Did you know that affordable financial guarantees are available from credit worthy companies? They come in a variety of forms ranging from very specific products such as life insurance coverage, annuities, fire insurance on your dwelling, federal deposit insurance and range all the way to bank provided credit lines. These guarantees can be used to offset financial risks you face. Especially in light of the pandemic, having differing layers of protections in place can be an important element of your financial life. In today’s post, we will take a brief look at guarantees.
What are Guarantees?
Guarantees are legal agreements that one party promises the other that they will perform— a service, a financial transaction, or a certain action such as the replacement of a defective product—in exchange for buying their product even if they lose money on that performance. Manufacturers, banks, insurance companies, delivery services and other entities offer them. The federal government provides guarantees. One example is deposit insurance for the money you have in the bank. The good news is that guarantees are available, and they can provide you with significant benefits. The bad news is that many times they have a cost that can be significant. In my view, there are certain financial guarantees available in the FinancialVerse where the benefits significantly outweigh the costs.
You will see a barrage of articles in the financial media questioning the cost of having guarantees in place or if the company/person offering the guaranty will actually live up to their promise to perform. I am here to tell you that guarantees are for the most part very good if you select the right products and companies.
As an example, I think longevity risk is one risk you can minimize using guarantees. This is the risk of living too long and running out of cash. The ramifications of running out of money to live on in old age are horrible given your likely inability to go to back to work to support yourself. You don’t want to wear a chicken costume outside a restaurant, do you? Is there a guaranty you can purchase to protect you against this risk? How can you plan to minimize this risk? What is the cost of this guaranty?
To protect yourself against the risk of outliving your money or what is called longevity risk, you have several options:
Rely on family members or friends to get you the cash or caretaking help you need.
Rely on government programs such as Social Security retirement benefits, Medicare and Medicaid.
Purchase a private insurance product from a state-regulated life insurance company called an annuity that will guarantee that a certain amount will be paid to you for as long as you live.
Pay the costs out of your private savings.

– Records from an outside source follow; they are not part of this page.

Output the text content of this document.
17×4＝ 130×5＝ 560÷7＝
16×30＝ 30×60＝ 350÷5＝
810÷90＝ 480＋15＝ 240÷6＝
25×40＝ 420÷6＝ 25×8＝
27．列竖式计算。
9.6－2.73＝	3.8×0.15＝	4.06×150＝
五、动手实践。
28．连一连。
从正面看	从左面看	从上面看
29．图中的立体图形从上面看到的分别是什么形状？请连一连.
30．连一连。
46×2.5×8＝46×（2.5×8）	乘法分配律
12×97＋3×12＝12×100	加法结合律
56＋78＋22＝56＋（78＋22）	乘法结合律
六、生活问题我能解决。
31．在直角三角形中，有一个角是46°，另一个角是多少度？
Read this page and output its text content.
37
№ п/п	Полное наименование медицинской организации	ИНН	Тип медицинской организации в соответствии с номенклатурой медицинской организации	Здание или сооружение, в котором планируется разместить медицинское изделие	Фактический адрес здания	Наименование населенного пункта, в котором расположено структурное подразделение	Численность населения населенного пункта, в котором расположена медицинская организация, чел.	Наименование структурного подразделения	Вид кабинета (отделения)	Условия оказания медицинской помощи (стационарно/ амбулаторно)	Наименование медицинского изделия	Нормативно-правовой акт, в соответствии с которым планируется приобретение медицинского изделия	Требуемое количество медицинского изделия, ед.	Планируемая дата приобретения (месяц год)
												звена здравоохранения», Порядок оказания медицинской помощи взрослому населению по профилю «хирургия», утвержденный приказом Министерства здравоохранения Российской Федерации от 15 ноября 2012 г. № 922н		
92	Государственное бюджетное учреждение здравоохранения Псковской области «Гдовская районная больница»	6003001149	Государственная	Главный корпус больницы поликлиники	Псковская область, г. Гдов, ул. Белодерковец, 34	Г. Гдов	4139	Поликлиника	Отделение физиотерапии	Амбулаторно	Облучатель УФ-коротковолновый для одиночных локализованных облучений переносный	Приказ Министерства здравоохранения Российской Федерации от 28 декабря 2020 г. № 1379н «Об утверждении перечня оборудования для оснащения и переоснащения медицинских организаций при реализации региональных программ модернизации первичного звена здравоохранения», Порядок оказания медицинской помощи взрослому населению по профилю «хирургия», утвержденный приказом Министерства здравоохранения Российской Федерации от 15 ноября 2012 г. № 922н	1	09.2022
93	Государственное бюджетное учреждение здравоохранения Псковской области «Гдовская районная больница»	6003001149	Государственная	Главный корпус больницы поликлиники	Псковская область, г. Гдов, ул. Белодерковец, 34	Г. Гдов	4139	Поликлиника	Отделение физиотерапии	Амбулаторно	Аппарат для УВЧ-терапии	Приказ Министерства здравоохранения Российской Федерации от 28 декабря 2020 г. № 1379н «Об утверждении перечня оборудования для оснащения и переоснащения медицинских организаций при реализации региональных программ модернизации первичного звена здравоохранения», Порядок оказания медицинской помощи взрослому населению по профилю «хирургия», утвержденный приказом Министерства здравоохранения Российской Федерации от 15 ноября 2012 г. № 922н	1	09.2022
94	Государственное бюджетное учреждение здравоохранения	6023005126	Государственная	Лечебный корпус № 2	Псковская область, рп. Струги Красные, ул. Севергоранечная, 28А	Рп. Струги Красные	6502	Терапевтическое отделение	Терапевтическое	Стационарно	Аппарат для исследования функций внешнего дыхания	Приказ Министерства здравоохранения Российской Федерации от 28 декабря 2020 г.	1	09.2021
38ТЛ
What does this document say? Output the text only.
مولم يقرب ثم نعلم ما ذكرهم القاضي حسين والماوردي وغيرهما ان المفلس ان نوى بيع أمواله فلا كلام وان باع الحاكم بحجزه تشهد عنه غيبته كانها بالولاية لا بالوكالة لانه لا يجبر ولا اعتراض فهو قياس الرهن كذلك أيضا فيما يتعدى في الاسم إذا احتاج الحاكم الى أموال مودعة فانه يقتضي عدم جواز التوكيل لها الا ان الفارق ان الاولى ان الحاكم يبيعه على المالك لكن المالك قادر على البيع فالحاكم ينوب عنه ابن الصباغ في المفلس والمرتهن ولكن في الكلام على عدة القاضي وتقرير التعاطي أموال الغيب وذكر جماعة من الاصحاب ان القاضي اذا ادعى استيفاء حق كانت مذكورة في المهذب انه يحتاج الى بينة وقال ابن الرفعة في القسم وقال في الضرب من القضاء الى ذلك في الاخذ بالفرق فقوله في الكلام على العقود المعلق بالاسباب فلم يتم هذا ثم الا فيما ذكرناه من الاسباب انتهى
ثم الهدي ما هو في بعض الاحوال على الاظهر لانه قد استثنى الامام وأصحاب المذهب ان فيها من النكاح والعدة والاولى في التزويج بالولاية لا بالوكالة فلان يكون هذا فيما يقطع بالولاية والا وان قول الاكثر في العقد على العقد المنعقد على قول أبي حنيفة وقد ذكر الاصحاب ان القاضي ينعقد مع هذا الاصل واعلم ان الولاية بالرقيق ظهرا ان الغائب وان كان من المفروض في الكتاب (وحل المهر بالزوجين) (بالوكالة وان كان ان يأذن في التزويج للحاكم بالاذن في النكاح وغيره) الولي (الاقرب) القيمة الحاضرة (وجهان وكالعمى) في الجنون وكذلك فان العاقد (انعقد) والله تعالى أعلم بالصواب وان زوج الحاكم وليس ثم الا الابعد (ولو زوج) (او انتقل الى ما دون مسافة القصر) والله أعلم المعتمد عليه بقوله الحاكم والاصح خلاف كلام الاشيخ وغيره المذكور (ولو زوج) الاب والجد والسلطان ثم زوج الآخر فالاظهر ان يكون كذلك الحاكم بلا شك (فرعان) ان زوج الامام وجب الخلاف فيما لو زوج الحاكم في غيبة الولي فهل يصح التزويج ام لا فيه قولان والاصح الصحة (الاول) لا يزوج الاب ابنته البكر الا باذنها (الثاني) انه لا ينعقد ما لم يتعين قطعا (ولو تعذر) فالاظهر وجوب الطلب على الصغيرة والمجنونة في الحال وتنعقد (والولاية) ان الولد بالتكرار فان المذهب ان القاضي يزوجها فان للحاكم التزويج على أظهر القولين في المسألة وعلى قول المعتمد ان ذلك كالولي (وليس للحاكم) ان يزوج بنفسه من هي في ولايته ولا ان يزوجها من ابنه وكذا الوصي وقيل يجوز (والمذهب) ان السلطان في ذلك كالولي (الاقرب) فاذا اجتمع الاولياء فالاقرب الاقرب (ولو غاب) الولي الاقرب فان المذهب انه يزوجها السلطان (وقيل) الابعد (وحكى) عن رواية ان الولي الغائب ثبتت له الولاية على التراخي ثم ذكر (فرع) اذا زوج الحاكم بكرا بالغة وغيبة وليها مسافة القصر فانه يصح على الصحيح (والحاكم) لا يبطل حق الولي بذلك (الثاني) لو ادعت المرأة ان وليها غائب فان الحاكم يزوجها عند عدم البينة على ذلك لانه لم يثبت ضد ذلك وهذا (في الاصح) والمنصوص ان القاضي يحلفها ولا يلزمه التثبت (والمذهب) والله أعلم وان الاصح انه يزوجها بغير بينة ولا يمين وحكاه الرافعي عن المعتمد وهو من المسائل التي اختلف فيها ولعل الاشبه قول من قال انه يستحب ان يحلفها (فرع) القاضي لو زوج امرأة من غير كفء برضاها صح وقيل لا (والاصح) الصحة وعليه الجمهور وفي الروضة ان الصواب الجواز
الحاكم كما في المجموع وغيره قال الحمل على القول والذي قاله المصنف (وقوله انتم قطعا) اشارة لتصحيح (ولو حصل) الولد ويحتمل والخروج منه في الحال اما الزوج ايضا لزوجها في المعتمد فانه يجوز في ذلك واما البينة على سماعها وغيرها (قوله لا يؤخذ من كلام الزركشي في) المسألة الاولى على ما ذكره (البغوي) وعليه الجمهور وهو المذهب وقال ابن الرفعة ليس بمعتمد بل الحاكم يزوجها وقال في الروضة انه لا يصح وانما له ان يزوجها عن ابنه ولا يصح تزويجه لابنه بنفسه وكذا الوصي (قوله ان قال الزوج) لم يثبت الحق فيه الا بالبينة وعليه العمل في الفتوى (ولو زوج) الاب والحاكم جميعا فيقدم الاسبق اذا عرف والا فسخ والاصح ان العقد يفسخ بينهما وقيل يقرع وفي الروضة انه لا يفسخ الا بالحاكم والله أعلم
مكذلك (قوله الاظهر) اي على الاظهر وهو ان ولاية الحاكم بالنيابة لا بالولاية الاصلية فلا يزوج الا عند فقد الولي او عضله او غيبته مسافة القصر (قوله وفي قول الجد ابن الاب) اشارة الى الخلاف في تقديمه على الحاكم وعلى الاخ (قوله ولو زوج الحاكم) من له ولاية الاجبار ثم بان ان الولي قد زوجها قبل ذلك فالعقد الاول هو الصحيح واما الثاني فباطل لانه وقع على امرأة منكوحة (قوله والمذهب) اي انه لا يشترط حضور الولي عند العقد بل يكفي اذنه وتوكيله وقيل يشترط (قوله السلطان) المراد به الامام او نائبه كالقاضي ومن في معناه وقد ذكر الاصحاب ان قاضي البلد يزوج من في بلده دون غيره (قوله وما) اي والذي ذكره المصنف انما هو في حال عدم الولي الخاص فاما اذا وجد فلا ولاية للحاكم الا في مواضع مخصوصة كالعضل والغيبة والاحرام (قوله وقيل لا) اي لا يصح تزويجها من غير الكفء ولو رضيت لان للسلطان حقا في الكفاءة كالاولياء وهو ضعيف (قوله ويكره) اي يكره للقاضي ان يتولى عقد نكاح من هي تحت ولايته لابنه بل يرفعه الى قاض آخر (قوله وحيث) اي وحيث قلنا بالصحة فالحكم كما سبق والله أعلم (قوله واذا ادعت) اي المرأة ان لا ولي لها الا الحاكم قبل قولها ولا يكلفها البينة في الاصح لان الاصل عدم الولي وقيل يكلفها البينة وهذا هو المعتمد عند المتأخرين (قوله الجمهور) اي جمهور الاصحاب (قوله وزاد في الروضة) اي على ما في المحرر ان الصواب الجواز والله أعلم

For most people, private savings are not enough, as they do not have sufficient assets to assume the risk of having to pay for the costs themselves. Totally relying on Social Security’s retirement benefit is not enough, as it is designed to replace just 40 percent of preretirement income for most people. Getting cash from family and friends is possible, but the question arises: can you rely on them for as long as you live? Lastly, buying a lifetime income guaranty using an annuity can be a great solution to minimize the risk.
In its simplest form, to purchase this insurance product, which is called an income annuity, you pay a lump-sum premium to the life insurance company in exchange for the insurance company’s promise to pay you a certain amount each month or year for the rest of your life. How can the life insurance company make good on this promise? How are they able to do this for you when you can’t do it for yourself? The key is that the state-regulated insurance company has buying power to purchase higher-yielding assets than you can; they can provide this service for large numbers of people, some of whom will die in younger years, providing funds for those who live longer; and they have the technology and actuarial talent to manage the risk that you do not.
Summary
Guarantees are available in the market but they come with costs. They are not free. In some instances they are subsidized by the US government for the good of the economy. What they do provide are ways to minimize or eliminate risks from your financial journey. For some reason, you will not see much written in the financial media about the power of guarantees. Yet, the psychological solace you get with the knowledge money or a replacement product or service will be delivered in the future, when it is needed, is powerful and comforting. You should familiarize yourself with the guarantees that are available and how they can work to financially protect you and your household.